One solution would be to reduce the length of the horseshoe so that it is stiffer, but this then reduces the space available beneath the primary mirror to mount instrumentation. A much better solution is to use a fork mount, but incline the tines so that they are parallel with the local gravity vector. This places the centre of mass of the telescope directly above the point where the telescope is mounted on the ground, which, for a given mass of mount, gives a much stiffer structure that is largely free from variable stresses. In this design, the length of the tines can also be increased to provide plenty of room for instrumentation without significantly degrading the structural stability.

figure 34:

Schematic of an alt-azimuth mounting.

A mounting of this type is called an alt-az or alt-azimuth mount, as its two axes are aligned with respect to the altitude and azimuth axes of the horizontal coordinate system, as shown in figure 34. The tines of the fork are mounted on a rotating pad which acts as the azimuth axis. The altitude axis is formed by mounting both sides of the telescope near the top of the tines. Two examples of alt-azimuth mounts are shown in figure 35.

figure 35:

Two examples of alt-azimuth mountings.
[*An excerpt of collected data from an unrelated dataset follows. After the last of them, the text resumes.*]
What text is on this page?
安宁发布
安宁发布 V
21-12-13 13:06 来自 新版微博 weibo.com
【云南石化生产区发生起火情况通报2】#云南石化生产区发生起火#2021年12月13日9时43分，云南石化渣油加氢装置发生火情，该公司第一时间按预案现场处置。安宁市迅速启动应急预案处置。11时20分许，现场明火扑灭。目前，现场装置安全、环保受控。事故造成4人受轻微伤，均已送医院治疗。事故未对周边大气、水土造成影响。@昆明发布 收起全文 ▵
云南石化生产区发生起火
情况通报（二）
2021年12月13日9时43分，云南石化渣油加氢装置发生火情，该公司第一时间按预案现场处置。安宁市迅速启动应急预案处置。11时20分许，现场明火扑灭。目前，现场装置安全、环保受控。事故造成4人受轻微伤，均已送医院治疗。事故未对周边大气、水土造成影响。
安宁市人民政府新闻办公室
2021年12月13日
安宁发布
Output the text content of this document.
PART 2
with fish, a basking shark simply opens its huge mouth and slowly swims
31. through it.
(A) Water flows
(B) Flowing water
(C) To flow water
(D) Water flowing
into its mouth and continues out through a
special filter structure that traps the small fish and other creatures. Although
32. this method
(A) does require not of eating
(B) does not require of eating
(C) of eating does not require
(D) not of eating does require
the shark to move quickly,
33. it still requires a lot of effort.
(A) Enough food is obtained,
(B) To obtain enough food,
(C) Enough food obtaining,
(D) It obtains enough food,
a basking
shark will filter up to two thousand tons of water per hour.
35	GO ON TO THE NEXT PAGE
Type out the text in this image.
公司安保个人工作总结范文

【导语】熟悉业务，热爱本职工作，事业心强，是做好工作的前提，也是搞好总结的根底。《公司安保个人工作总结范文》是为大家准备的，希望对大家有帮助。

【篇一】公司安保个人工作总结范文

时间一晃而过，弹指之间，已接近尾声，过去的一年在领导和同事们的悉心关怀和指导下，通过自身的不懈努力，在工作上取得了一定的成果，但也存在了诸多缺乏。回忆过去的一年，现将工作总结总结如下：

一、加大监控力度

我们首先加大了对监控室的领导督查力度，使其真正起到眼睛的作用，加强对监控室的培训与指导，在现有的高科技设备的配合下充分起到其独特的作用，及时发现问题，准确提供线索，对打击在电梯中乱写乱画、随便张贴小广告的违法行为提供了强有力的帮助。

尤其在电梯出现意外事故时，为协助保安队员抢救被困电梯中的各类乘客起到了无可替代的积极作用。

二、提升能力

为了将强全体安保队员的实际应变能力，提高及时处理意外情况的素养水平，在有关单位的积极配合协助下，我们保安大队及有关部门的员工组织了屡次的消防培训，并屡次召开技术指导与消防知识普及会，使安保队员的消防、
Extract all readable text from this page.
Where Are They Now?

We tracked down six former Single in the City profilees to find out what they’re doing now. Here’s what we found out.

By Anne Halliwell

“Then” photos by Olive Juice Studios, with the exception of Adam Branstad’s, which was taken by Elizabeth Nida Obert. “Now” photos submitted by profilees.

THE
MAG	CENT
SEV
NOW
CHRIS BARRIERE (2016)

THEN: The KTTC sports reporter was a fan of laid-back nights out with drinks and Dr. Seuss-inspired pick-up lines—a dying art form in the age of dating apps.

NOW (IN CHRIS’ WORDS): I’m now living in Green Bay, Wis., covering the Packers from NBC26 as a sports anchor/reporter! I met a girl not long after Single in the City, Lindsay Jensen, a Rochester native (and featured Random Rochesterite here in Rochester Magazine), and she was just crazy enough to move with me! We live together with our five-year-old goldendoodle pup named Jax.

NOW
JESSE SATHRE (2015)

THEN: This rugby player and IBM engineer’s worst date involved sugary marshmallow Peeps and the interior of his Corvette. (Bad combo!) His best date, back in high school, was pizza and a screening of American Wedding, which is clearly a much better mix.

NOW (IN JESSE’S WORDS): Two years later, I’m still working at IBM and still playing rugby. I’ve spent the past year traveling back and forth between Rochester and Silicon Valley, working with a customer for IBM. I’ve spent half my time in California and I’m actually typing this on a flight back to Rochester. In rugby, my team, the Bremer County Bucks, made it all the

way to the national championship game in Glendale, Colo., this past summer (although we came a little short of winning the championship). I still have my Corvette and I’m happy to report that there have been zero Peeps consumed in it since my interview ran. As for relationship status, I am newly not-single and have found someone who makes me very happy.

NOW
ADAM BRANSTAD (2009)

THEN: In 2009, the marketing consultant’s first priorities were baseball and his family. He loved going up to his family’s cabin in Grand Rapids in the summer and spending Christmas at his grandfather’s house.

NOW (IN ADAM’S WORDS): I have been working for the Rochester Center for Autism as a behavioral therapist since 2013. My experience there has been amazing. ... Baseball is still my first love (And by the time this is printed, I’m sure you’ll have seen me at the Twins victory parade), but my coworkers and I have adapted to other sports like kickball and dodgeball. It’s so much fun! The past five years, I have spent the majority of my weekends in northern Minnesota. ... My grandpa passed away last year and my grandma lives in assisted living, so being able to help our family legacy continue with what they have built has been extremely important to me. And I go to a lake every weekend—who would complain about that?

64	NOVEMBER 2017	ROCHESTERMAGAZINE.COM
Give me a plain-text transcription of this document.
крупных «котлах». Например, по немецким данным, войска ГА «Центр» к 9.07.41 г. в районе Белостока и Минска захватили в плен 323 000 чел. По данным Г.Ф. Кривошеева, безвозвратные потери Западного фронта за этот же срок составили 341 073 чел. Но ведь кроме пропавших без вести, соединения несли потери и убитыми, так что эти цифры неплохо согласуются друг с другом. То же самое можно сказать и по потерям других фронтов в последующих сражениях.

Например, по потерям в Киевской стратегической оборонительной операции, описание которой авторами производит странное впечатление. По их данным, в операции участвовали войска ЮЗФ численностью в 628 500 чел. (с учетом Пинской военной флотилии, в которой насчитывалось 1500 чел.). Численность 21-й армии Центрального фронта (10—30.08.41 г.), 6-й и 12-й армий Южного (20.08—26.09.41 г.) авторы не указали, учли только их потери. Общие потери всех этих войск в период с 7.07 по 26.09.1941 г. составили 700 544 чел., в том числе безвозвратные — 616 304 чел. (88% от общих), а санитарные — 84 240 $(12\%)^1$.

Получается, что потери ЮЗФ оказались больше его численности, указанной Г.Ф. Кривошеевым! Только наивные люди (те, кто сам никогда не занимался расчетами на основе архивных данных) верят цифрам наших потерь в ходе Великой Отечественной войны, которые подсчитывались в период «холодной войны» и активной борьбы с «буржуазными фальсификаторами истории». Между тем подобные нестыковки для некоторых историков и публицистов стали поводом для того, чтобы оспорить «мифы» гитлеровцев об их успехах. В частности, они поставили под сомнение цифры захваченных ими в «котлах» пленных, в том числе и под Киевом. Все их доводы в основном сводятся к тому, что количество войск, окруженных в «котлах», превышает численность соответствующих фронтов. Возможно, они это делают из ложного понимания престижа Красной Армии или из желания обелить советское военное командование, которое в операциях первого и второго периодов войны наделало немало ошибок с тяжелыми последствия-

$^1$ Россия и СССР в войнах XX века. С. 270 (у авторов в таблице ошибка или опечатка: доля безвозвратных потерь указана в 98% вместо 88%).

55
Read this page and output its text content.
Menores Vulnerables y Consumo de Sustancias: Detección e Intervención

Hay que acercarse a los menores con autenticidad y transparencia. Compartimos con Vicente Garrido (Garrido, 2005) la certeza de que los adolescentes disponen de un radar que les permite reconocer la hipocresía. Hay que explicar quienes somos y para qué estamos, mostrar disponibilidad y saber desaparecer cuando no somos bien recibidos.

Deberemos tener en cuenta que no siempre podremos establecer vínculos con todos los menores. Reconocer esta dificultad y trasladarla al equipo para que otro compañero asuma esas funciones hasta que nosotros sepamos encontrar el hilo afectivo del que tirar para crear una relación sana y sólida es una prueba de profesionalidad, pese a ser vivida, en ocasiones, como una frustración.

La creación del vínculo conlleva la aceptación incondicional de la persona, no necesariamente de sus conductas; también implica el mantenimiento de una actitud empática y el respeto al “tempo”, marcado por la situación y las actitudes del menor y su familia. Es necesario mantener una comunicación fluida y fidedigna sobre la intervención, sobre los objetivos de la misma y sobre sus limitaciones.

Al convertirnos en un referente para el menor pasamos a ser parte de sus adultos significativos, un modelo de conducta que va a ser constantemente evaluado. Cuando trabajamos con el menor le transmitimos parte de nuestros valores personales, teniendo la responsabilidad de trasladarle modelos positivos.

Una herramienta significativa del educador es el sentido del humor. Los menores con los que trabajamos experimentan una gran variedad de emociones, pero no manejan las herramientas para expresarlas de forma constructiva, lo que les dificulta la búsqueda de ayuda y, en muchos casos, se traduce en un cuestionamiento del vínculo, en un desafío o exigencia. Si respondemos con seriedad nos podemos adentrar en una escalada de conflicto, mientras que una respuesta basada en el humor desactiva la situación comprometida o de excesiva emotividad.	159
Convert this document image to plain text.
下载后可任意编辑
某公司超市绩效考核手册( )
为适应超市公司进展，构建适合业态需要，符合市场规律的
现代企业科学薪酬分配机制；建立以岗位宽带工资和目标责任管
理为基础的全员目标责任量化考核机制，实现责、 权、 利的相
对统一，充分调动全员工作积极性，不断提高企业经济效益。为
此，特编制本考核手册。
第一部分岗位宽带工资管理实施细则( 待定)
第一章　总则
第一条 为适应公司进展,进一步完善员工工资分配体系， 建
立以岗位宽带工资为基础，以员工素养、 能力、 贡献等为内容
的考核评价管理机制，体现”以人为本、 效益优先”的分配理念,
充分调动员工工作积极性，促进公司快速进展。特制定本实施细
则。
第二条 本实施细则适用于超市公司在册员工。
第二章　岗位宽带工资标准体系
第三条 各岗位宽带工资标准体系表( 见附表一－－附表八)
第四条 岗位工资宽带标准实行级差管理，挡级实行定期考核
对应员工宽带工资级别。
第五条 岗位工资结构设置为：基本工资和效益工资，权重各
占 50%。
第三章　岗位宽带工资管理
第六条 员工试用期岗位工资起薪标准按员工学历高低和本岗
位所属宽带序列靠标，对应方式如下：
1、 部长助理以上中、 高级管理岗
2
Left: A photograph of the 8.2m Very Large Telescope in Chile, which is a Ritchey-Chretien design. Right: A photograph of an 8-inch amateur telescope - a Newtonian on a Dobsonian mount. The Dobsonian was popularised by the amateur astronomer John Dobson and is a particularly cheap and stable alt-azimuth design.

 

The primary disadvantage of the alt-azimuth design is that it is necessary to move both axes simultaneously in order to track the motion of an object as it moves across the sky due to the rotation of the Earth. Not only this, but the speed that the axes have to be moved varies depending on where the object is in the sky. The calculations required to move the two axes are quite complex (a coordinate conversion between the equatorial and horizontal systems) and need to be performed many times a second. This requires the use of a computer, but computers only became readily available in the 1970's. It is for this reason that every major research telescope made since the 1980's uses an alt-azimuth mount, but every telescope made before this time was mounted equatorially.

Even with computer control, the azimuth axis has a finite speed limit which means it is unable to track objects which pass within a few degrees of the zenith. This is referred to as the zenith blind spot, and is more of an annoyance rather than a major problem, as it means that observations have to be halted for a few minutes whilst the telescope catches up with the object on the other side of the zenith. Another problem with alt-azimuth mounts is that the field of view rotates as an object is tracked across the sky, which if uncorrected would lead to the trailing of star-light in an image. To compensate for this, research telescopes are usually fitted with rotating mounts to which the instruments are attached, as shown in figure 38. These rotators rotate the instruments in the same direction and at the same rate as the field of view rotates. A similar effect can also be achieved by keeping the instrument fixed, but using derotation optics in front of the instrument.